Les pirogues de l’espoir et de la mort ont vogué cette année pour ramener le désespoir, la désillusion, le deuil. A leurs bords étaient des jeunes qui n’ont qu’un seul souci : réussir. Au prix de leurs vies. Et l’eldorado, pour ces jeunes, a un nom : Espagne.
C’était par une matinée de brume épaisse. La faiblesse des lueurs que laissent apparaître les rares rayons solaires, plongent la baie de Nouakchott dans la pénombre. Les rares pêcheurs, qui ont osé affronter le froid de canard, qui règne durant cette période, se trouvent subitement stupéfaits. Les flux et reflux de la mer viennent de charrier les corps de jeunes hommes. Les populations mauritaniennes venaient de découvrir, avec stupeur, le phénomène de l’émigration clandestine. Ce «suicide organisé des jeunes» allait prendre de plus en plus d’ampleur avec son lot de morts jonchant les plages.
Au point que d’aucuns affirment que le phénomène de l’émigration est le plus grand scandale des dernières décennies de l’histoire du Sénégal, voire de l’Afrique. Alors, les questions fusent : Comment en est-on arrivé là ? Pourquoi les jeunes tentent-ils l’émigration de cette manière ? Autant de questions qui trouvent des réponses faciles.
En effet, pour les gens avertis, l’émigration clandestine des jeunes n’est que la résultante des frustrations, des dures conditions sociales que ces derniers n’ont cessé d’endurer, depuis 2000, avec l’avènement de l’Alternance.
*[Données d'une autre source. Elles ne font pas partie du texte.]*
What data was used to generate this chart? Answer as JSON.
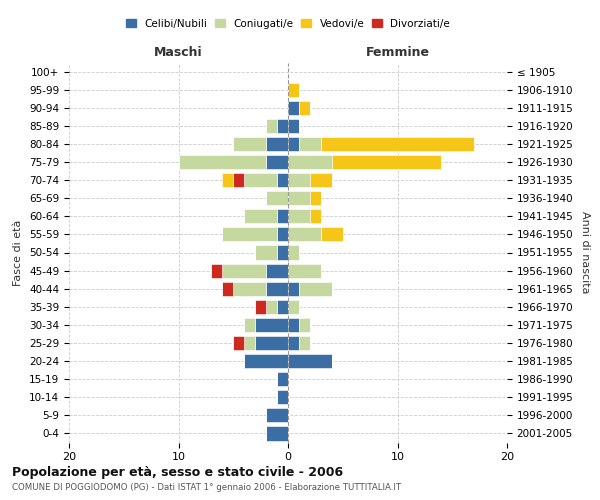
{
  "age_groups": [
    "0-4",
    "5-9",
    "10-14",
    "15-19",
    "20-24",
    "25-29",
    "30-34",
    "35-39",
    "40-44",
    "45-49",
    "50-54",
    "55-59",
    "60-64",
    "65-69",
    "70-74",
    "75-79",
    "80-84",
    "85-89",
    "90-94",
    "95-99",
    "100+"
  ],
  "birth_years": [
    "2001-2005",
    "1996-2000",
    "1991-1995",
    "1986-1990",
    "1981-1985",
    "1976-1980",
    "1971-1975",
    "1966-1970",
    "1961-1965",
    "1956-1960",
    "1951-1955",
    "1946-1950",
    "1941-1945",
    "1936-1940",
    "1931-1935",
    "1926-1930",
    "1921-1925",
    "1916-1920",
    "1911-1915",
    "1906-1910",
    "≤ 1905"
  ],
  "maschi": {
    "celibi": [
      2,
      2,
      1,
      1,
      4,
      3,
      3,
      1,
      2,
      2,
      1,
      1,
      1,
      0,
      1,
      2,
      2,
      1,
      0,
      0,
      0
    ],
    "coniugati": [
      0,
      0,
      0,
      0,
      0,
      1,
      1,
      1,
      3,
      4,
      2,
      5,
      3,
      2,
      3,
      8,
      3,
      1,
      0,
      0,
      0
    ],
    "vedovi": [
      0,
      0,
      0,
      0,
      0,
      0,
      0,
      0,
      0,
      0,
      0,
      0,
      0,
      0,
      1,
      0,
      0,
      0,
      0,
      0,
      0
    ],
    "divorziati": [
      0,
      0,
      0,
      0,
      0,
      1,
      0,
      1,
      1,
      1,
      0,
      0,
      0,
      0,
      1,
      0,
      0,
      0,
      0,
      0,
      0
    ]
  },
  "femmine": {
    "nubili": [
      0,
      0,
      0,
      0,
      4,
      1,
      1,
      0,
      1,
      0,
      0,
      0,
      0,
      0,
      0,
      0,
      1,
      1,
      1,
      0,
      0
    ],
    "coniugate": [
      0,
      0,
      0,
      0,
      0,
      1,
      1,
      1,
      3,
      3,
      1,
      3,
      2,
      2,
      2,
      4,
      2,
      0,
      0,
      0,
      0
    ],
    "vedove": [
      0,
      0,
      0,
      0,
      0,
      0,
      0,
      0,
      0,
      0,
      0,
      2,
      1,
      1,
      2,
      10,
      14,
      0,
      1,
      1,
      0
    ],
    "divorziate": [
      0,
      0,
      0,
      0,
      0,
      0,
      0,
      0,
      0,
      0,
      0,
      0,
      0,
      0,
      0,
      0,
      0,
      0,
      0,
      0,
      0
    ]
  },
  "color_celibi": "#3a6ea5",
  "color_coniugati": "#c5d8a0",
  "color_vedovi": "#f5c518",
  "color_divorziati": "#cc2a1e",
  "xlim": [
    -20,
    20
  ],
  "xticks": [
    -20,
    -10,
    0,
    10,
    20
  ],
  "xticklabels": [
    "20",
    "10",
    "0",
    "10",
    "20"
  ],
  "title": "Popolazione per età, sesso e stato civile - 2006",
  "subtitle": "COMUNE DI POGGIODOMO (PG) - Dati ISTAT 1° gennaio 2006 - Elaborazione TUTTITALIA.IT",
  "ylabel_left": "Fasce di età",
  "ylabel_right": "Anni di nascita",
  "label_maschi": "Maschi",
  "label_femmine": "Femmine",
  "legend_celibi": "Celibi/Nubili",
  "legend_coniugati": "Coniugati/e",
  "legend_vedovi": "Vedovi/e",
  "legend_divorziati": "Divorziati/e",
  "bg_color": "#ffffff",
  "grid_color": "#cccccc"
}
Les autorités qui ont failli à leur promesse de leur trouver un emploi comme elles s’y étaient engagées, tentent de se justifier en soutenant que ce sont les conséquences d’une gestion catastrophique pendant 40 ans du régime socialiste.
Pas d’emplois, le cœur meurtri, la rage et l’amertume sont les sentiments les mieux partagés chez ces jeunes qui étaient au-devant de la scène, il y a six années pour un changement de régime, prennent le large avec un seul mot d’ordre : «Réussir ou mourir». «Barça ou Barsax» est, désormais, le leitmotiv de ces écorchés vifs. Avec un vif espoir que, désormais, leur avenir sera meilleur, dans un Sénégal prospère. Mais, une fois l’euphorie estompée, place sera faite à la désillusion, qui va gagner les rangs des jeunes.
Le psychologue Mamadou Mbodji s’est fait une religion à propos de l’émigration clandestine. Il reste d’avis que ne pas assister les candidats malheureux à cette aventure est «une bombe à retardement». «Ne pas leur offrir une assistance psychologique, c’est en faire des bombes à retardement, indépendamment du fait que ce sont des jeunes qui, de toute façon, repartiront, au risque d’être expulsé ou de revenir, de faire demi-tour», lance-t-il encore.
D’autant que ces candidats malheureux à l’émigration clandestine sont loin d’être «normaux». M. Mbodji reste formel, à ce sujet en indiquant : «Quoi qu’il en soit, c’est des bombes ambulantes, des bombes humaines à retardement. Car, tôt ou tard, tout ce désarroi, toute cette frustration, toute cette hargne, toute cette colère, accumulés, devra sortir, d’une manière ou d’une autre».
«Est-ce qu’on va en faire, maintenant de nouveaux délinquants ? Est-ce que ce sont des gens qui vont se constituer en gang ?», s’est demandé le psychologue avant d’avouer : «Je ne sais pas. Tous les sentiments mobilisés par cette aventure chez ces jeunes devront s’exprimer, tôt ou tard.» Surtout dans un contexte où les industries censées les employer, ferment à un rythme effréné, augmentant ainsi, le lot de chômeurs. Les grèves s’amplifient, le front social bouillonne et n’épargne aucun secteur économique et social.
L’alternative, qui se dessine pour cette jeunesse, pour le moment, est de tenter l’émigration en se jetant dans le ventre de l’Atlantique. L’Espagne est, désormais, le nouvel Eldorado des jeunes Sénégalais et de la sous-région. Et la mer, continue de charrier les corps à force de trop en engloutir, et les larmes d’inonder les foyers sénégalais.
Mais, l’avis constant de Mamadou Mbodji demeure. Il faut «leur offrir un cadre d’assistance psychologique, une écoute psychologique, c’est d’abord permettre à ces jeunes de rebondir, désamorcer la bombe humaine qu’ils constituent pour la société.»